Tightening The Web: 1-800-MICE #5

Posted by on January 1st, 2011 at 6:18 AM

Rob reviews the fifth issue of Matthew Thurber’s series 1-800-MICE.

If you haven’t read any issues of Matthew Thurber’s brilliant series 1-800-MICE, you’re missing the best that comics has to offer.  It’s part satire,  part farce, part epic. My reviews of issues 1-3 and issue 4 detail the ways in which Thurber effortlessly weaves a complicated plot and a huge cast of characters in and around comic, absurdist and/or horrific set pieces.  Thurber is always pushing his story forward even while he takes the reader on side journeys and freakouts, developing characters in unexpected ways while putting them through weird experiences.  Those side journeys jolt the reader away from plot developments temporarily, as Thurber always wishes to keep the reader off-balance.  In this issue, vicious cop Tom Chief is apparently possessed by the ghost of dead cop Nabb.  He then happens upon the “Center For Reproductive Research” when he sees a woman photocopying her genitals and a man wearing a penis sheath.  Moving to arrest them, they scold him by telling him they’re research biologists trying to improve population control by slowing down the act of sex.  The image of the man reading Wikipedia and the woman splashing water on herself from a water cooler was as disorienting for the reader as it was for poor Tom Chief.

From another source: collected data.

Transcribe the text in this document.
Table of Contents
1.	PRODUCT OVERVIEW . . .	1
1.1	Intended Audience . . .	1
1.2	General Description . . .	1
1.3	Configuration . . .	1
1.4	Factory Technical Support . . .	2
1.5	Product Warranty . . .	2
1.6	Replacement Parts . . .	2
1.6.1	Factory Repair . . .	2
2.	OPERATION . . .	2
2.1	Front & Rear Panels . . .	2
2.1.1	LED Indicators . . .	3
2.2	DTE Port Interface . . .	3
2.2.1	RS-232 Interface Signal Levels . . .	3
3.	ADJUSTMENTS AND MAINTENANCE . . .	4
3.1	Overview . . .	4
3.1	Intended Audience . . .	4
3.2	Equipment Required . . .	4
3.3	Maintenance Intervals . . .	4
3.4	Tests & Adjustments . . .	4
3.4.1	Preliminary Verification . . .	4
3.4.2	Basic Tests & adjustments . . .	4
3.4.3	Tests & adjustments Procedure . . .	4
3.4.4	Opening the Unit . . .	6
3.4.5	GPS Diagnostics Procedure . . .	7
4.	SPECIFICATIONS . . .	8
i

With a fairly simple line, Thurber controls the pacing and emotional content of his page through his remarkably varied compositional style.  For example, Thurber gets across the desperation of a chase sequence in a forest by making his panels odd, angular shapes and putting them at unusual angles.  After a page of claustrophobic images, Thurber announces the escape of Groomfiend the Mouse into an elaborate building that seems like an homage to Jim Woodring.  A few pages later, Thurber literally blows up a scene with a “musical note” bomb and then flips to a full-page, psychedelic splash of one of the series’ most fearsome antagonists in space.

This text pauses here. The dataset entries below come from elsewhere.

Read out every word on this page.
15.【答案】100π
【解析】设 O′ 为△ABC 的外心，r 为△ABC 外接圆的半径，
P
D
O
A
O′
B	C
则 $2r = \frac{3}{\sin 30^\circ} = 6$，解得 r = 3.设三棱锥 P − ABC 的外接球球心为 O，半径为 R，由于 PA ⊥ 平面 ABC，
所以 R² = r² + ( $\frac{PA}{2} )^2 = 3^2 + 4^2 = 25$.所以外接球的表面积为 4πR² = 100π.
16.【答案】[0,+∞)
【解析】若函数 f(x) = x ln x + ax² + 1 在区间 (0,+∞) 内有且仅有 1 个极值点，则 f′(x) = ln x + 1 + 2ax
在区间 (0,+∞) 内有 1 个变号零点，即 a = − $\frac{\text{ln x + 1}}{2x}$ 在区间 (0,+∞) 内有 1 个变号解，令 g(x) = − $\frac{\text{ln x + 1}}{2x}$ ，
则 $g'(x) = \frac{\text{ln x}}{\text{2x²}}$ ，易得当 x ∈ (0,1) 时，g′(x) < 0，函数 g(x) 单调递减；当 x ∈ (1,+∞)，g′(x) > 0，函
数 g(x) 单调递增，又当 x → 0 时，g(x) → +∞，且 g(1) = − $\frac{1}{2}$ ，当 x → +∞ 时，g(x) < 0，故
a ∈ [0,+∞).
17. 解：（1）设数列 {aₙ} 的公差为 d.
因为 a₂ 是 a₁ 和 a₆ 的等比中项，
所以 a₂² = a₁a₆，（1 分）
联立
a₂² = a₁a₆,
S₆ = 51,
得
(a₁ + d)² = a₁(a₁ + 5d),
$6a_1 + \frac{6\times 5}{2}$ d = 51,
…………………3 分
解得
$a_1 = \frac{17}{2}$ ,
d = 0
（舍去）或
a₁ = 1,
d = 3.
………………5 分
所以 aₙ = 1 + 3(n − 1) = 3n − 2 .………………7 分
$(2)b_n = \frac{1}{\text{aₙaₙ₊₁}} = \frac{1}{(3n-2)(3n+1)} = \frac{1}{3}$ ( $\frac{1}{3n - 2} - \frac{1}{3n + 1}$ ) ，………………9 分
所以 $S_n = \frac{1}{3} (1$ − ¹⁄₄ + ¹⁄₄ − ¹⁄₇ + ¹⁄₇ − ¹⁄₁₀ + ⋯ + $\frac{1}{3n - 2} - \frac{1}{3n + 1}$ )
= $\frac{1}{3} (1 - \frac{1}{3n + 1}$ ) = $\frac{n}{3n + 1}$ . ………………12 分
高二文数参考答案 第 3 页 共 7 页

If one’s paying attention, there are any number of serious ideas that Thurber’s tackling, including corporate culture, conspiracy theories, terrorism, materialism, careerism and ecological issues.  Every time things seem to be getting a little ponderous, Thurber lightens the mood with a good gag.  He’s as deft at delivering a joke with his dialogue as he his with his images.  In this issue, Peace Punk (a character who’s a one-man satire of various youth/hipster movements) checks out the ass of a fairy creature with the “Sherlock Holmes app”, and then makes a joke about the “noble ends” to which he’s using his Smartphone.

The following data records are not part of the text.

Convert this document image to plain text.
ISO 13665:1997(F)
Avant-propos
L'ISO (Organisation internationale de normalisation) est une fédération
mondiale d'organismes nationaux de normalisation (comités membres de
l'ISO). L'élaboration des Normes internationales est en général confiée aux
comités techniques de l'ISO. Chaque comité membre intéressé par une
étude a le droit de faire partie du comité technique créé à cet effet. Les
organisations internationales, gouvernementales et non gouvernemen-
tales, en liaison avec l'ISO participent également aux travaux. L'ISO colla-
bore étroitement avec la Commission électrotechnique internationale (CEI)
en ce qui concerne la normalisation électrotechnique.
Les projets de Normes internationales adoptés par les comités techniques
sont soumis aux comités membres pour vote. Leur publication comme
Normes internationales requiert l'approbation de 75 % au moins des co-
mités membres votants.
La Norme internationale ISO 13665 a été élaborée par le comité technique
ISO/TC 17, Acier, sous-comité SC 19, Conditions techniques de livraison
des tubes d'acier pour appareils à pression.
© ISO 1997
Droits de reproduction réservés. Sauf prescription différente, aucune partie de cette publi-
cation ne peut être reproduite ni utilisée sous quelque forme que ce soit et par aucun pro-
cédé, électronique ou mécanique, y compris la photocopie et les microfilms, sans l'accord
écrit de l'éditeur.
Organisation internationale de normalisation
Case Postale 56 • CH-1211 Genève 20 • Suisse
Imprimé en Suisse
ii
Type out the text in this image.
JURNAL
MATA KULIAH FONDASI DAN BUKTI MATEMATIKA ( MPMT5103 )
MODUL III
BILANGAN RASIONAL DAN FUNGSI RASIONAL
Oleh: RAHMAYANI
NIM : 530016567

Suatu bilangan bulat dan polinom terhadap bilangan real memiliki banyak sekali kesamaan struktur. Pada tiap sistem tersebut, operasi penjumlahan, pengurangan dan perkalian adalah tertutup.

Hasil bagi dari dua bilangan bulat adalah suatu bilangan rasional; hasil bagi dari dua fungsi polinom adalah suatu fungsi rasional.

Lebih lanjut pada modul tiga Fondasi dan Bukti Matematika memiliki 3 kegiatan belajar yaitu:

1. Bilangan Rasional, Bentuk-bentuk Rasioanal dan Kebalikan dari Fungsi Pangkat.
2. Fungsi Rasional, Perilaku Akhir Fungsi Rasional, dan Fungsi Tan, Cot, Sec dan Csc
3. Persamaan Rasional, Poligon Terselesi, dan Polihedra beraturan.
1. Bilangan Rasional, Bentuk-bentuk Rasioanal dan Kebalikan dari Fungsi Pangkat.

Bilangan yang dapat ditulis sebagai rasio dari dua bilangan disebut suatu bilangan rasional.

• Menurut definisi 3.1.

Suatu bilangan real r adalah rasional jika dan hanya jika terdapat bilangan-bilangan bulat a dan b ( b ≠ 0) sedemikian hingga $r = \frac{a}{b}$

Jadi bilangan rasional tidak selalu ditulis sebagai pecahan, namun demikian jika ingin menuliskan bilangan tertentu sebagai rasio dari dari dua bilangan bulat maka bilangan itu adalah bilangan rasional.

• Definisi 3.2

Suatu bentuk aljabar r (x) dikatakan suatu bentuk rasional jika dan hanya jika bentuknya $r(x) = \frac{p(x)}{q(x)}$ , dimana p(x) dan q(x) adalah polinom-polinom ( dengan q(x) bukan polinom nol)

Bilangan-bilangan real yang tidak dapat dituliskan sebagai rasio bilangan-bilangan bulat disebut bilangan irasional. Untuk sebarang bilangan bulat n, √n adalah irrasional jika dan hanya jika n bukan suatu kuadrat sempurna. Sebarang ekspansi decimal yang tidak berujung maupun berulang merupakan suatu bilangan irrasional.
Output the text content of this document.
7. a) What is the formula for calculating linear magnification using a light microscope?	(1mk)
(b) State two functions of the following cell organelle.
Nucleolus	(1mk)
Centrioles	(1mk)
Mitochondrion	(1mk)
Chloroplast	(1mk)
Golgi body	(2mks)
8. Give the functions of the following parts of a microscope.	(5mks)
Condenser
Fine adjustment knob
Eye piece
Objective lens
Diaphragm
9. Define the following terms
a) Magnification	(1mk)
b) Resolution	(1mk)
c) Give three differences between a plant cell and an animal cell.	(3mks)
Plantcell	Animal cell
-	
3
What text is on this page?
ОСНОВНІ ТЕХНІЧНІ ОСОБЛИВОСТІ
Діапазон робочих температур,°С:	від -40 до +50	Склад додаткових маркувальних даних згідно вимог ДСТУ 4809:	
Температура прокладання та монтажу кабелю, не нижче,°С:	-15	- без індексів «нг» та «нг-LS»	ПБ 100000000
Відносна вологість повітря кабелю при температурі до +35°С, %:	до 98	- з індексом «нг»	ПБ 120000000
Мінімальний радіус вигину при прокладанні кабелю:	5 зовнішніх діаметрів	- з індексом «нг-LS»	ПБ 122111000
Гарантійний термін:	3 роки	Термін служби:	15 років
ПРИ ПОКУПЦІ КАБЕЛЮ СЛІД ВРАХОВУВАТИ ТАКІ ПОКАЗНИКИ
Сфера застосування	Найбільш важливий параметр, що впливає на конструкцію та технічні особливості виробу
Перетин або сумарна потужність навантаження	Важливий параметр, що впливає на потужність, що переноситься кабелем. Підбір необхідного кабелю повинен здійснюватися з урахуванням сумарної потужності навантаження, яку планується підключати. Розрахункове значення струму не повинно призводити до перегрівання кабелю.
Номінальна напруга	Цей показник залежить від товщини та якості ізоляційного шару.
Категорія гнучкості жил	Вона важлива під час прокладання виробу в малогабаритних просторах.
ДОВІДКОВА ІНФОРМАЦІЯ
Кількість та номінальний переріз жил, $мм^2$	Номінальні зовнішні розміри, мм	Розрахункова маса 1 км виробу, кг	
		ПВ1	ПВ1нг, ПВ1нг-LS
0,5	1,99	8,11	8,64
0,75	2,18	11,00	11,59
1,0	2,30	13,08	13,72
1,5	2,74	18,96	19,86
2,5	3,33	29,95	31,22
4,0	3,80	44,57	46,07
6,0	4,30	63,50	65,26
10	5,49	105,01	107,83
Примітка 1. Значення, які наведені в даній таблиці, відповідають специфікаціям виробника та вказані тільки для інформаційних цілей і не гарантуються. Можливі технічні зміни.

Thurber manages to make his comic both complex and accessible, absurd but pointed, funny but not rudderless.  1-800-MICE is a synthesis of so many trends in comics over the past decade.  It taps into genre conventions but does so with an outsider artist sensibility.  It provokes like an underground comic but has the iron-clad plotting of the best adventure serials.  It has elements of absurdist humor and folds them into nuanced character work.  Each issue simply enriches and deepens the story, never remotely running the risk of repetitiveness.  When Picturebox no doubt collects the finished story in a few years, it should be a landmark event in comics.  Until such time, I’m happy that Thurber enjoys the rhythms of serial publishing, right down to the letters page, supplemental material and guest covers (this issue was done in sumptuous color by Rebecca Bird.